Initial few weeks after ACL surgery, you will mostly be doing rest with limited activities. This will result in loss of muscle mass due to absence of adequate stimulation of muscles. This is called Disuse muscle atrophy.
The importance of starting physiotherapy immediately
Athletes who undergo surgery for an ACL tear often have trouble regaining the strength of their quadriceps. Thigh muscles are important because they provide knee stability. The longer the time between injury and surgery, the less likely it is that your quadriceps will return to full strength. Starting physiotherapy immediately after surgery gives your quadriceps the best chance of strengthening.
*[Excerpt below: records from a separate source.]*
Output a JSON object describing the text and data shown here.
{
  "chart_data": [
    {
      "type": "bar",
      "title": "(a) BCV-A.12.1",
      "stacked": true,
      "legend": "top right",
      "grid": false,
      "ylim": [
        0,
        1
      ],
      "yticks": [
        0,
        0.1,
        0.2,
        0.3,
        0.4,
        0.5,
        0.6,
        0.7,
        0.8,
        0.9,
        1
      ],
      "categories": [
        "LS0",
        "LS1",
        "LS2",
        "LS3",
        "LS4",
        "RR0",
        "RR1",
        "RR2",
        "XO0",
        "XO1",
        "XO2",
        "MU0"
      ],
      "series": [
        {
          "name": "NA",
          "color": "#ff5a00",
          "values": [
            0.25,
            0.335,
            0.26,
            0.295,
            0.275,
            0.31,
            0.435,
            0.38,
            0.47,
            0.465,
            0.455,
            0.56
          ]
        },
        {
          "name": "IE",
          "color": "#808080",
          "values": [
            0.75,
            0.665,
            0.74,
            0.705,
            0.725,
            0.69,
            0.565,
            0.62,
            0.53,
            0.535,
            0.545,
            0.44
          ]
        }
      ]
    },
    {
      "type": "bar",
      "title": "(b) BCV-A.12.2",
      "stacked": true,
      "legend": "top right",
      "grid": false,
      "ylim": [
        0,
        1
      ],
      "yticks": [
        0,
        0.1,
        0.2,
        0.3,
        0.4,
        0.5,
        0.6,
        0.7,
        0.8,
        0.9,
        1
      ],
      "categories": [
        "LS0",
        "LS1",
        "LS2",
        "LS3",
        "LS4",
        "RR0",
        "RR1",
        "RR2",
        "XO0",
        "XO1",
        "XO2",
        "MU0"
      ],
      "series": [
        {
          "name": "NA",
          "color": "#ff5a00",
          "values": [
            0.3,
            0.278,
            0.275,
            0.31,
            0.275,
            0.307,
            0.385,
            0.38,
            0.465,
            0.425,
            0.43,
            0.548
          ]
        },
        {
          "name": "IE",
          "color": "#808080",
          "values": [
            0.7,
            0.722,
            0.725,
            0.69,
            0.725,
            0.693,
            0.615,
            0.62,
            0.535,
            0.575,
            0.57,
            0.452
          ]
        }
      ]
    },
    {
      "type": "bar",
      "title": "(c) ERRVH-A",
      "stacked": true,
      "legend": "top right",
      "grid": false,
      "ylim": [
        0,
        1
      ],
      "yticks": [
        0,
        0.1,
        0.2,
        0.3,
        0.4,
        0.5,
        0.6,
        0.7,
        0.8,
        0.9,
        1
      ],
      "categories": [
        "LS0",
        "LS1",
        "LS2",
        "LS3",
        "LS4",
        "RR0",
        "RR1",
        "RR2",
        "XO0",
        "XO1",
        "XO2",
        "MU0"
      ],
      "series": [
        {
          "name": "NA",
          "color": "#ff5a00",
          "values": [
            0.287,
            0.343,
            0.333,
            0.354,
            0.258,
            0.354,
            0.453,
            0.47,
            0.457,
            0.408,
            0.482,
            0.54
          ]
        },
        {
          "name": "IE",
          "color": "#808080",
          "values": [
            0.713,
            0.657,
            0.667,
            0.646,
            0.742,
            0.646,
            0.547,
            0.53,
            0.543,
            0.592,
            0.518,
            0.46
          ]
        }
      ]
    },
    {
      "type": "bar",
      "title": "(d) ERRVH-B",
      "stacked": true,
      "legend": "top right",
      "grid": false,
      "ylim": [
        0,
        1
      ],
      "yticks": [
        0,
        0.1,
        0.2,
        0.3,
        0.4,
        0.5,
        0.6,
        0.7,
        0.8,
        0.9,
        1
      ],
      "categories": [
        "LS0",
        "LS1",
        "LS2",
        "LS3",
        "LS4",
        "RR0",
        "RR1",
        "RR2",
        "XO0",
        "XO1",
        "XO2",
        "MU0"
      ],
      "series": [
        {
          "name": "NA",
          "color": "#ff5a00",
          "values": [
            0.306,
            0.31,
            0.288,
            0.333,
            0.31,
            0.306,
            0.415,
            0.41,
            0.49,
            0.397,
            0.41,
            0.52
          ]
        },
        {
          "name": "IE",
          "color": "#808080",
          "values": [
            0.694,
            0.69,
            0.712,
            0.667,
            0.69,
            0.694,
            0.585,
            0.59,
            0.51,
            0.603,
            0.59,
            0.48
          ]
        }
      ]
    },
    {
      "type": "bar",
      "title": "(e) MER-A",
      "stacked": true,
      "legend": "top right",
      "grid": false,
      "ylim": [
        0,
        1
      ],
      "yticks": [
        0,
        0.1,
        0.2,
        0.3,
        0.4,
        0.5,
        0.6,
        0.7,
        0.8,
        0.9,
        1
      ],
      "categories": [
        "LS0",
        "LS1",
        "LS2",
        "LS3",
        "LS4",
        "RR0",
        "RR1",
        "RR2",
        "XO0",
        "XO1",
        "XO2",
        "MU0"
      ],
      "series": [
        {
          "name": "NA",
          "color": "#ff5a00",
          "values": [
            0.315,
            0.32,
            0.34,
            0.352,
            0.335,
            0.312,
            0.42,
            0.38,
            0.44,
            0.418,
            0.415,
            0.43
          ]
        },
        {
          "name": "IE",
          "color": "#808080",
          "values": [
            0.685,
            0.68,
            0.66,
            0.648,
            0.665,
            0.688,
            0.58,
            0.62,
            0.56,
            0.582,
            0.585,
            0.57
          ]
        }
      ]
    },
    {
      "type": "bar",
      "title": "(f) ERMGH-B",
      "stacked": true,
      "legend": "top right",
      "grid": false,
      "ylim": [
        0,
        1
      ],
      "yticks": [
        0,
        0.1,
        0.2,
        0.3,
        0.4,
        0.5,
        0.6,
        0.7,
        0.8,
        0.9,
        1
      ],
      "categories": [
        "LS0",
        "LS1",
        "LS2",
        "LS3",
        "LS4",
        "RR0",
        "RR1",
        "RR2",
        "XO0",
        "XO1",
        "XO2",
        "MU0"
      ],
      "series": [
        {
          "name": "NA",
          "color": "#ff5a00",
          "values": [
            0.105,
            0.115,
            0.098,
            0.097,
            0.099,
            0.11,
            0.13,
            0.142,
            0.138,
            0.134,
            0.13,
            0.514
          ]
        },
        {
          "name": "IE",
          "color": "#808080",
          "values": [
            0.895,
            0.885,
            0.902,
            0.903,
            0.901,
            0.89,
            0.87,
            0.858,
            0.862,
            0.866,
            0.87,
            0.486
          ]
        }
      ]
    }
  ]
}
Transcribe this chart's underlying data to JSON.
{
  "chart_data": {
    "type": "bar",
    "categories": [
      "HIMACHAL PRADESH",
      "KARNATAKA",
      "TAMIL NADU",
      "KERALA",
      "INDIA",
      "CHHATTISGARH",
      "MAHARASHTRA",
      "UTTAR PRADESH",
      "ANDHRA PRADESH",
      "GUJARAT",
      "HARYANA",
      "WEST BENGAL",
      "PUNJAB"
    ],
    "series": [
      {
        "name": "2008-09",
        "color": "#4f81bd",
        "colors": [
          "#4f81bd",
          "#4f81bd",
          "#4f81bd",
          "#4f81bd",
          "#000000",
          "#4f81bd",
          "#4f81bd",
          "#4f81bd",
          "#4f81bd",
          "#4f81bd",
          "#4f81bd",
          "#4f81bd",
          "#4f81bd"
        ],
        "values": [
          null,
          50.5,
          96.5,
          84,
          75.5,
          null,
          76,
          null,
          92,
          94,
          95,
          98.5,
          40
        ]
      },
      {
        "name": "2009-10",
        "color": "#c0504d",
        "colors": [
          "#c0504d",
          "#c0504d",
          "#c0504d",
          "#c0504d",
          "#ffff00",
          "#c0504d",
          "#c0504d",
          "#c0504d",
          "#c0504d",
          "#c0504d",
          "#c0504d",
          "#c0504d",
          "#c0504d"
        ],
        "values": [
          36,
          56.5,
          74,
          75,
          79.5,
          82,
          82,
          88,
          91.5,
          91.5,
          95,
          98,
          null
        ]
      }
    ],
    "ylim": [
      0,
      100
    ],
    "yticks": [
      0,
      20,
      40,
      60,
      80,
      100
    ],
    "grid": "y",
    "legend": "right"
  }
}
A well-customized physiotherapy protocol with quadriceps strengthening gives the best results.
If a patient doesn’t follow all physiotherapy protocols, they may have problems with disuse muscle atrophy, which means that muscles may not regain the same amount of mass. This can lead to a long recovery time. Remember this is always a team work which involves surgeon, physiotherapist and patient.
It can take over a year to regain muscle mass
The ideal time for ACL surgery
Getting ACL surgery at ideal time is another way to prevent thigh muscle wasting. This is because following ACL injury patient will not be able work with full strength. This limitation in affected limb results in progressive weakening of thigh muscles. This makes post operative rehabilitation poor and patient will definitely struggle to get back to normal life. So, ideal time of ACL surgery is 4-6 weeks after ACL injury. To much delay results in thigh muscle wasting and makes post op rehabilitation hard.